On Wednesday, attorneys representing State Rep. Mark Finchem, R-Ariz., and Arizona gubernatorial candidate Kari Lake filed a motion for a preliminary injunction to block the use of electronic voting machines in the Grand Canyon State ahead of the rapidly approaching August primary.
According to a news release from the Arizona House of Representatives, Finchem, who is also a Trump-endorsed GOP candidate for secretary of state, issued the following statement:
“We have filed a motion seeking to ban the use of black box electronic voting machines in Arizona’s elections while the case is pending.
It’s a reasonable question to ask the defendants whether they know how these electronic machines actually work. They are a BLACK BOX – and the voting machine companies REFUSE to make their systems and software open to the public. WHY WOULD ANYONE TRUST THEM?”
The motion to file a preliminary injunction to suspend the use of voting machines while the case is pending comes on the heels of a joint filing from Finchem and GOP gubernatorial candidate Kari Lake that moved to kickstart an injunction in April to get rid of the voting machines in Arizona.
Finchem’s statement also alleges that the voting machines currently in use have “documented and unfixable security failures in electronic voting machines – and the lack of transparency in these voting systems – violates citizens’ constitutional rights…”

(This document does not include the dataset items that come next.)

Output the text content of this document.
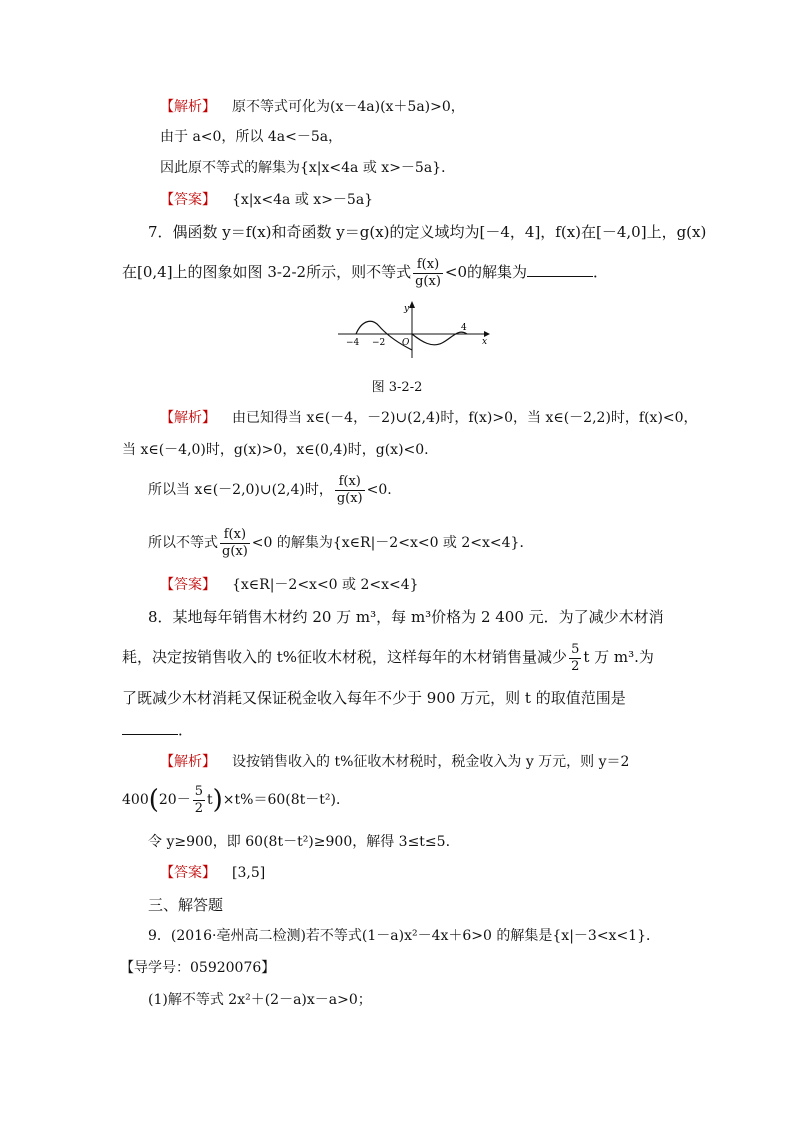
【解析】 原不等式可化为(x－4a)(x＋5a)>0，
由于 a<0，所以 4a<－5a，
因此原不等式的解集为{x|x<4a 或 x>－5a}．
【答案】 {x|x<4a 或 x>－5a}
7．偶函数 y＝f(x)和奇函数 y＝g(x)的定义域均为[－4，4]，f(x)在[－4,0]上，g(x)
在[0,4]上的图象如图 3-2-2所示，则不等式 $\frac{f(x)}{g(x)} <0$的解集为	．
y
x
−4 −2 O
4
图 3-2-2
【解析】 由已知得当 x∈(－4，－2)∪(2,4)时，f(x)>0，当 x∈(－2,2)时，f(x)<0，
当 x∈(－4,0)时，g(x)>0，x∈(0,4)时，g(x)<0.
所以当 x∈(－2,0)∪(2,4)时， $\frac{f(x)}{g(x)} <0$.
所以不等式 $\frac{f(x)}{g(x)} <0$ 的解集为{x∈R|－2<x<0 或 2<x<4}．
【答案】 {x∈R|－2<x<0 或 2<x<4}
8．某地每年销售木材约 20 万 m³，每 m³价格为 2 400 元．为了减少木材消
耗，决定按销售收入的 t%征收木材税，这样每年的木材销售量减少 $\frac{5}{2}$ t 万 m³.为
了既减少木材消耗又保证税金收入每年不少于 900 万元，则 t 的取值范围是
．
【解析】 设按销售收入的 t%征收木材税时，税金收入为 y 万元，则 y＝2
$400(20- \frac{5}{2} t)\times t\%=60(8t-t^2)$．
令 y≥900，即 60(8t－t²)≥900，解得 3≤t≤5.
【答案】 [3,5]
三、解答题
9．(2016·亳州高二检测)若不等式(1－a)x²－4x＋6>0 的解集是{x|－3<x<1}．
【导学号：05920076】
(1)解不等式 2x²＋(2－a)x－a>0；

The defendants in the pending case include Lake’s Democrat gubernatorial opponent, Katie Hobbs, and the Board of Supervisors for both Pima and Maricopa Counties – two large counties in Arizona that have garnered national attention for reports of rampant election irregularities during the 2020 presidential election.
Additionally, the Yuma County Sherriff’s Office announced in May that they would be working with the Yuma County Recorder’s Office to examine 16 active cases of voter fraud regarding the 2020 election.
“This is a step in the right direction,” Lake commented on Twitter regarding the investigation.
On Tuesday, the defendants in Finchem’s and Lake’s case filed a motion to dismiss the complaint, but Finchem’s statement fired back: “WRONG. We are not stuck with these machines. Defendants claim that Arizona’s spot checks prevent fraud. WRONG. Procedures like 2% spot checks do no prevent fraud.”
He added, “The same people that want to keep these machines are just like the people who oppose voter ID.”